The scheme they enact together is charmingly convoluted, with information pertaining to each constituent part contained in six shoeboxes that also serve as chapter breaks. It centers around the eponymous (and fictional) country, where Zsa-zsa intends to build a massive infrastructure project. En route to what’s officially known as Modern Greater Independent Phoenicia, he has to convince a group of potential backers to help foot the bill, including an affable prince (Riz Ahmed), a fez-wearing nightclub owner (Mathieu Amalric), and a wealthy second cousin (Scarlett Johansson) whom he intends to marry for bottom-line reasons. All of this is further complicated by a band of freedom fighters led by the idealistic Sergio (Richard Ayoade) who keep showing up at inopportune moments, to say nothing of Zsa-zsa’s latest and most unexpected development: a conscience.
He didn’t survive his most recent assassination attempt entirely unscathed, you see. The near-death experience resulted in a brief visit to a black-and-white afterlife where he sees his first wife (Charlotte Gainsbourg), a gatekeeper (Willem Dafoe), a prophet (F. Murray Abraham), and God himself (Bill Murray), all of whom are clearly sitting in judgement — and awaiting his eventual return. He sees them again throughout the film, with each vision prompting him to self-reflect more than the last. All three of his wives are dead — either by his own hand or at his orders, per the persistent rumors about him — and his financial dealings aren’t exactly above board. Any concerns about where he’s going once this is over are well founded.
That’s a familiar arc, but it’s still rendered with more pathos by Anderson than it has been by most of his predecessors. You can complain about all his movies being too alike if you’re so inclined, but to do so misses a more important point: that anyone making movies like this is cause for celebration. Having an instantly recognizable aesthetic is a feature, not a bug, and is more than you can say for all but a small handful of his peers.

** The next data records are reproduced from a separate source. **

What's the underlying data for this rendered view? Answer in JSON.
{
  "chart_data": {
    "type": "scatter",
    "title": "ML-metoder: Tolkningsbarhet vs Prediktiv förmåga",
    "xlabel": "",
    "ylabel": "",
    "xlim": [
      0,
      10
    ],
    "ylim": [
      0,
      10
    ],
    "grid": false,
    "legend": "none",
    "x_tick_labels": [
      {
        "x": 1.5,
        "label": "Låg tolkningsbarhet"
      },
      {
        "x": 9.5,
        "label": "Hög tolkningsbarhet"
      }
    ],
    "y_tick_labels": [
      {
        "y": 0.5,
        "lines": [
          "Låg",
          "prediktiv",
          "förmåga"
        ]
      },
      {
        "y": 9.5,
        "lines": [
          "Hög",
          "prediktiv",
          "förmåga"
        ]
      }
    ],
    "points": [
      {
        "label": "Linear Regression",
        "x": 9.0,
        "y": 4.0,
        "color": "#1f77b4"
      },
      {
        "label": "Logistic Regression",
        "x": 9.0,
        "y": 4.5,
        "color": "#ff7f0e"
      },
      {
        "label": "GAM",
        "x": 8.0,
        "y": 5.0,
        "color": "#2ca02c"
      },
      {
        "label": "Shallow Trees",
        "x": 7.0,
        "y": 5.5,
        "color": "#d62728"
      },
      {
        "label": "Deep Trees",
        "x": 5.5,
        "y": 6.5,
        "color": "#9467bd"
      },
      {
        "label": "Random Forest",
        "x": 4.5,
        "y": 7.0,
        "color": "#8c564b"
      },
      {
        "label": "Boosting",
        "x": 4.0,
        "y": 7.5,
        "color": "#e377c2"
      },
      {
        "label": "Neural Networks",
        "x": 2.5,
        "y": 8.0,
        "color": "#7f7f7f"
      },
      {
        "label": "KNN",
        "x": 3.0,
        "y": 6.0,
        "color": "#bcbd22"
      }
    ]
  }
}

Every shot is like a diorama, with all the elaborate production design, distinct colors, and analog doodads we’ve come to expect from a Wes Anderson movie. This might be wearying for some, but for me it always feels like returning to the ornate house of an eccentric uncle who’s usually out of the country on mysterious adventures.
Anyone making movies like this is cause for celebration.
Which isn’t to say that The Phoenician Scheme breaks new ground. Most of its elements would show up on your average Wes Anderson bingo card (which, if it doesn’t already exist, probably should), and not all of them are as effective as they’ve been in the past. None of the four movies he’s made since The Grand Budapest Hotel — a list that also includes Isle of Dogs, The French Dispatch, and Asteroid City — have been quite as, well, grand, a trend The Phoenician Scheme continues. But it isn’t a mere exercise in style, a claim that Anderson seems well aware of at this point.
He hints at this when Bjørn, whose frippery is excessive even for an Anderson character, is asked a pointed question by Liesl: “Is this an act?” One can imagine that the filmmaker has been asked the same question countless times. Is it really all affectation and artifice, his detractors have wondered, or is there a beating heart beneath it all? Your mileage may vary, but I’ll answer that question by quoting The Phoenician Scheme’s most apropos line: “I suppose I’m moved by this absurd performance.”